De 2014 à 2018, la Suisse et l’UE ont négocié un accord-cadre institutionnel permettant d’appliquer de façon plus homogène et efficace les accords portant sur l’accès au marché.
Depuis 2013, l’Union syndicale suisse («USS») a clairement exprimé au Conseil fédéral sa ligne rouge: ne pas remettre en question les seuls outils de protection des salaires suisses prévus par les mesures d’accompagnement.
Néanmoins, l’accord-cadre tel que négocié constitue une menace claire pour les salaires et les emplois en Suisse.
Au-delà de l’abaissement de la règle des 8 jours en 4 jours obligeant toute entreprise étrangère d’annoncer aux autorités ses travailleurs détachés en Suisse durant une période limitée, l’accord-cadre impose l’exécution de certaines directives de l’UE beaucoup plus restrictives en ce qui concerne l’activité de contrôle des conditions de travail, avec pour arbitre la Cour de justice de l’Union européenne («CJUE»).
Cette vision libérale du marché du travail est celle prônée par la Commission européenne qui considère, aujourd’hui, nos mesures d’accompagnement comme de prétendues entraves disproportionnées pour le marché, alors que cette même Commission avait un regard tout autre lorsque celles-ci furent négociées pour les Bilatérales II en 2004.
Au vu de ce précède, les formations politiques et patronales qualifiant les opposants à l’accord-cadre d’être anti-européen occultent totalement l’enjeu fondamental de ce débat sur l’accord-cadre: c’est bien la protection des salaires de l’ensemble des travailleurs que compte notre pays qui est en jeu, à partir du moment où dit accord met à mal les mesures de contrôles dans un pays comptant des salaires les plus élevés de l’UE.

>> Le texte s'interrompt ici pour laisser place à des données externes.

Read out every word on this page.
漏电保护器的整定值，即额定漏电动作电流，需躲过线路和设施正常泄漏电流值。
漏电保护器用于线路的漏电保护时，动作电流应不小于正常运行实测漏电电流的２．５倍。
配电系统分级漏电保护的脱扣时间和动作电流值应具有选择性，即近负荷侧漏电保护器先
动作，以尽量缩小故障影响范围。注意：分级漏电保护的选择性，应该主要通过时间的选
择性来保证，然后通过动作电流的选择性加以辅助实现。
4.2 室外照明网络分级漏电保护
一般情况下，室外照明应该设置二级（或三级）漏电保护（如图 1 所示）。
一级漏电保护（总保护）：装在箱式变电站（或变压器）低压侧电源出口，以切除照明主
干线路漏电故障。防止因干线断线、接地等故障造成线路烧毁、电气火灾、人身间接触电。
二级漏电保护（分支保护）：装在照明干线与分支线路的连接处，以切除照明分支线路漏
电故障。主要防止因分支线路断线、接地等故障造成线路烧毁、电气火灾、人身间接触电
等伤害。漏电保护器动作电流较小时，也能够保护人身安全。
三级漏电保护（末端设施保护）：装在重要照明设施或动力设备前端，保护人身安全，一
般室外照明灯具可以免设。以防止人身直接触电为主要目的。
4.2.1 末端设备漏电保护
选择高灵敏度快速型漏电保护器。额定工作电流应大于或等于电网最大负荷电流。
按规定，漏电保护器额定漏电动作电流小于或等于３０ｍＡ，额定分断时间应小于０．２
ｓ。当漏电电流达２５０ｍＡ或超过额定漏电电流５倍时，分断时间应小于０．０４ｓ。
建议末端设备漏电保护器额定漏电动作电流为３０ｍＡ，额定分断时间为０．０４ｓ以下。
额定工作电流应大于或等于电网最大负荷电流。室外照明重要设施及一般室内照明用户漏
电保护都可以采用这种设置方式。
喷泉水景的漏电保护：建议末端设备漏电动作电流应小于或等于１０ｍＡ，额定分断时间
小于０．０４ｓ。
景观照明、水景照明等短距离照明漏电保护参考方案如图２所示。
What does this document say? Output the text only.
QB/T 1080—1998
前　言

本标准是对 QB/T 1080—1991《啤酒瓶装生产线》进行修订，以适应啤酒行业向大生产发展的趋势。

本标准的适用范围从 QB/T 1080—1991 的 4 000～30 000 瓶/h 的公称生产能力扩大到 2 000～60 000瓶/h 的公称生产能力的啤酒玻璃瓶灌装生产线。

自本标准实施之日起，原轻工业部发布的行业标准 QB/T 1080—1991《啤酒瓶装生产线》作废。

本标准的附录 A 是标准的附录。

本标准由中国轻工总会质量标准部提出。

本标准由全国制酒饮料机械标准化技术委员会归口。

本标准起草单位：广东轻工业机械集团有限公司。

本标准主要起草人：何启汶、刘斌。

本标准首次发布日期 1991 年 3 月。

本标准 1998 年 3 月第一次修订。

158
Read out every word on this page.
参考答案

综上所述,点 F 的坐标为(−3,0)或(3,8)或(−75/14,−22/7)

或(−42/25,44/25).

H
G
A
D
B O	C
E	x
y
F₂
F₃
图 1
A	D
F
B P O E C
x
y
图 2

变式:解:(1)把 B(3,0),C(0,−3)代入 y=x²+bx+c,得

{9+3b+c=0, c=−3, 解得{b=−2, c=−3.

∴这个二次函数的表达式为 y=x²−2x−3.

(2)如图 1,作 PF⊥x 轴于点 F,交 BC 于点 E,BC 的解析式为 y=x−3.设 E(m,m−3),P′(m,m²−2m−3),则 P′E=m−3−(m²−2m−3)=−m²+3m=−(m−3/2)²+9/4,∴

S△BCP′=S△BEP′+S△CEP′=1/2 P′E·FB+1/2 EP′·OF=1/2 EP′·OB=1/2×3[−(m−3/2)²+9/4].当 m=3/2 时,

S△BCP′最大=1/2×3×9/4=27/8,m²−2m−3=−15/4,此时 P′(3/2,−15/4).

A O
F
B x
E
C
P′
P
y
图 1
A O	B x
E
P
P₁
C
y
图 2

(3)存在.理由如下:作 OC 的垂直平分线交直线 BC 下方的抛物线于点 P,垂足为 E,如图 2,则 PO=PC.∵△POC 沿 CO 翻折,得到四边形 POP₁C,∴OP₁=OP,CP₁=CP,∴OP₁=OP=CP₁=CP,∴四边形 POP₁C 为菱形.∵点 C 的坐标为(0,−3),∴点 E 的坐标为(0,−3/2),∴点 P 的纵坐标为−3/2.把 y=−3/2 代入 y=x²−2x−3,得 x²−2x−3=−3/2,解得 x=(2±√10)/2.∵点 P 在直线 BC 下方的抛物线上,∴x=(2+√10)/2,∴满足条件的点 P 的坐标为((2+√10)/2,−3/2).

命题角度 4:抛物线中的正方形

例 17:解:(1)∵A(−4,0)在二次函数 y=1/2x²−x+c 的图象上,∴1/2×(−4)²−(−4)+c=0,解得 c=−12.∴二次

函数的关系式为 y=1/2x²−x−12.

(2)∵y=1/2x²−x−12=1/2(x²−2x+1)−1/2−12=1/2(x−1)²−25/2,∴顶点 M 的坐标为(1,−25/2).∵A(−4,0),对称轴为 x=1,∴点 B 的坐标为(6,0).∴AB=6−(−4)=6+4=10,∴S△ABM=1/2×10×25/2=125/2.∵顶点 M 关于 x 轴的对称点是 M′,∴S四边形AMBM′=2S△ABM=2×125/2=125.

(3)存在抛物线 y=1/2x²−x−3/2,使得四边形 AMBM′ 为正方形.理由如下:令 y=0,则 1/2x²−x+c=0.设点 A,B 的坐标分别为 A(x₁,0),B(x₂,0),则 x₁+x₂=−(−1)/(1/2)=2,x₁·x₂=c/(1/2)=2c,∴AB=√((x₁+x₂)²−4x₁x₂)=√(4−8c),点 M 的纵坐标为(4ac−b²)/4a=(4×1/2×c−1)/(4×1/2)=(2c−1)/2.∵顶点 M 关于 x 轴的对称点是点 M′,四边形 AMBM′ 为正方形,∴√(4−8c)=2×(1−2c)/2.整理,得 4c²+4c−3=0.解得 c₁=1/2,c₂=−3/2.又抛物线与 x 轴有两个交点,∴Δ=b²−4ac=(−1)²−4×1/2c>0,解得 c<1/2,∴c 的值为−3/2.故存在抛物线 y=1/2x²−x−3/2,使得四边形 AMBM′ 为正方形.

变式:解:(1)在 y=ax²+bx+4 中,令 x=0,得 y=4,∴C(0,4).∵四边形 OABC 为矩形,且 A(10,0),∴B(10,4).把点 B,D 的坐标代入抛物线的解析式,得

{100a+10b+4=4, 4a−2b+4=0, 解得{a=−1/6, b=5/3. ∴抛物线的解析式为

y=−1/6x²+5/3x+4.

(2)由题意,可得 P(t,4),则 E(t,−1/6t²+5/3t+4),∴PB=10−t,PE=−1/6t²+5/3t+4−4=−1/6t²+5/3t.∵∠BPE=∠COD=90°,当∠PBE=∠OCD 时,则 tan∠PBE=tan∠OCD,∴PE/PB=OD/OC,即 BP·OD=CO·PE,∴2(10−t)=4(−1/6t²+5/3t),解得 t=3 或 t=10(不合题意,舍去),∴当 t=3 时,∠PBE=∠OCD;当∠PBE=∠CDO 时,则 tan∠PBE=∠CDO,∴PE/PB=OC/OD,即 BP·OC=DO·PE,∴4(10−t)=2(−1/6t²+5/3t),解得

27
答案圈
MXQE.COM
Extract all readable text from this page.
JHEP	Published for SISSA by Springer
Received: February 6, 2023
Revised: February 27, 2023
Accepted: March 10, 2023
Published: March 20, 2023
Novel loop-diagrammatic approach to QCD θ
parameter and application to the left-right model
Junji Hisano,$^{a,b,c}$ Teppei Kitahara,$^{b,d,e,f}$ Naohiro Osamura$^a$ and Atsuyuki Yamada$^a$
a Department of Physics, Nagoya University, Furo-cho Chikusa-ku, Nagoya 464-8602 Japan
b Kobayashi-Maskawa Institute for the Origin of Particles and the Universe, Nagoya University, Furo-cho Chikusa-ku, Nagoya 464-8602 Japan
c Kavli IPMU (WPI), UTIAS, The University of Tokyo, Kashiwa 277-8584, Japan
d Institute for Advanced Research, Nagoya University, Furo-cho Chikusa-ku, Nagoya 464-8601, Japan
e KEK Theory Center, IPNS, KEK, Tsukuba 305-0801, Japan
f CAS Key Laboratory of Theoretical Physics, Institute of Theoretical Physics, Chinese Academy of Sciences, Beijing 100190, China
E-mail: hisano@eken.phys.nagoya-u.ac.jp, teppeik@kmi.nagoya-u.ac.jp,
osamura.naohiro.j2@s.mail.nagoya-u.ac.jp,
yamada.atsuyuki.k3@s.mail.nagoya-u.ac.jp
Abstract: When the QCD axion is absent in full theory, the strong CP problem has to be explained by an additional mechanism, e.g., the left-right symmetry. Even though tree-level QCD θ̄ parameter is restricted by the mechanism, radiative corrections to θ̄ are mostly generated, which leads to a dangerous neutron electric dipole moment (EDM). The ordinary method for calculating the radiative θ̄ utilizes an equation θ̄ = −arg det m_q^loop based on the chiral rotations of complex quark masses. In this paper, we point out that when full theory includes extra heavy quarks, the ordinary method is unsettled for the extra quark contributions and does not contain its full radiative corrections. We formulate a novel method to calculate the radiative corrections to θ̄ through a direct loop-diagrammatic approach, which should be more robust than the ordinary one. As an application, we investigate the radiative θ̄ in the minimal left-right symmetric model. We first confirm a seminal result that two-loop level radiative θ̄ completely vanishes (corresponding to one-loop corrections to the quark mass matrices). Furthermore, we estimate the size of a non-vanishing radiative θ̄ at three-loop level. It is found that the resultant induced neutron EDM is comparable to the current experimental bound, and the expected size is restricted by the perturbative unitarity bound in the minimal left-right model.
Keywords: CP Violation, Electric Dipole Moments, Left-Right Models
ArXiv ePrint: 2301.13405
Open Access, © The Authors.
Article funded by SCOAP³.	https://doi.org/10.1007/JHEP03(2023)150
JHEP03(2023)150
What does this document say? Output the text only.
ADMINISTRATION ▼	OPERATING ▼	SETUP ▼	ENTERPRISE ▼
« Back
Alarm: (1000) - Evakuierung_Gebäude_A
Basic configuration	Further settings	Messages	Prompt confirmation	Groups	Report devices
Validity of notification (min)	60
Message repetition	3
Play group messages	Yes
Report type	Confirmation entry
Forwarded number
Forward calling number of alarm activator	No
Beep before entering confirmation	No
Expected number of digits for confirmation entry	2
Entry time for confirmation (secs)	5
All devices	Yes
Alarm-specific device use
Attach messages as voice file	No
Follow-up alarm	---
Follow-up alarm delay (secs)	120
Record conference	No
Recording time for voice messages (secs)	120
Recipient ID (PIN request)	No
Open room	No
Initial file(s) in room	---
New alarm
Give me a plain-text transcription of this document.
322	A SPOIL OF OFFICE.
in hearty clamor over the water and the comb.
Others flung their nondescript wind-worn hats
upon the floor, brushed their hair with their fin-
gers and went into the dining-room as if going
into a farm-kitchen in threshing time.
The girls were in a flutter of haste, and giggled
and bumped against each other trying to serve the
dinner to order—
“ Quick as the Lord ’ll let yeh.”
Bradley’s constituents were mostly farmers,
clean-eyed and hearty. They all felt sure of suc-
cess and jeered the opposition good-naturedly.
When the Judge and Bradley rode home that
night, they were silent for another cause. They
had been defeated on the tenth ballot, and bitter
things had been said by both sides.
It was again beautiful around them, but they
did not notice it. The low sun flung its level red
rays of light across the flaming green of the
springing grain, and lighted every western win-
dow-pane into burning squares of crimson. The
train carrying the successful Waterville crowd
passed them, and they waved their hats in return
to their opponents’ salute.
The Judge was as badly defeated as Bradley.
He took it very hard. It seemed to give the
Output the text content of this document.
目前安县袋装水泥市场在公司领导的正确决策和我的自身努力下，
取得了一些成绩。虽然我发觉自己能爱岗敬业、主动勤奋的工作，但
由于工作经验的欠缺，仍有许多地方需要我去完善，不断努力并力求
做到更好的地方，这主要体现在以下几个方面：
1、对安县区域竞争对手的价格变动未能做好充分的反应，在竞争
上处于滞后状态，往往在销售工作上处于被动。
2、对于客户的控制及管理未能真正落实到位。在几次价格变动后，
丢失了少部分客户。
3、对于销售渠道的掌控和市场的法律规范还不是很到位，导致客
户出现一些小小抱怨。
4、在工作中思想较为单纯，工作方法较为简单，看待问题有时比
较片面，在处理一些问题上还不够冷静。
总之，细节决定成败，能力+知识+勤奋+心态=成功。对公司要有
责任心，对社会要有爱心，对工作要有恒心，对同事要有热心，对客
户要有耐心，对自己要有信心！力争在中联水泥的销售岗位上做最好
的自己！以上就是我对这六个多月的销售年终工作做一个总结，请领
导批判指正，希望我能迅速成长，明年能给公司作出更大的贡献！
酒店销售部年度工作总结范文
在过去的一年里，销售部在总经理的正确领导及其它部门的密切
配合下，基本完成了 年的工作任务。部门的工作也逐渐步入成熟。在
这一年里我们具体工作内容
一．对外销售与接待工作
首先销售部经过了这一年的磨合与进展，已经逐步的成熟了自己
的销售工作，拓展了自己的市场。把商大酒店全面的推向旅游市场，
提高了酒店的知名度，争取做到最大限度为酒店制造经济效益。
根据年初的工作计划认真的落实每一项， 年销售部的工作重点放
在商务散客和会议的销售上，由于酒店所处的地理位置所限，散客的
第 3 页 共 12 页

De plus, dit accord s’attaque non seulement aux mesures d’accompagnement, mais il pourrait s’attaquer directement aux outils de contrôle des conditions de travail de notre droit interne prévu au sein de conventions collectives de travail dont l’existence est bien antérieure aux Bilatérales II.
En définitive, le débat porté par l’accord-cadre est d’ordre social et s’inscrit explicitement dans celui qui oppose patronat/syndicat sur le renforcement de la protection des travailleur.se.s,
dont l’UDC a démontré maintes fois qu’elle défendait les intérêts patronaux.
Au demeurant, les organisations syndicales européennes et partis politiques de gauche européens soutiennent activement la position de l’USS, bien conscients des méfaits des directives sur la protection des salaires, ne serait-ce qu’en Allemagne où l’engagement croissant d’entreprises sous-traitantes étrangères bon marché, dans le secteur de la construction par exemple, a généré de nombreux problèmes sur le contrôle des salaires et la mise à l’amende des sociétés fraudeuses.
Aller dans le sens de l’accord-cadre tel que négocié, ne ferait que précariser les travailleur.se.s dans un marché du travail déjà très concurrentiel.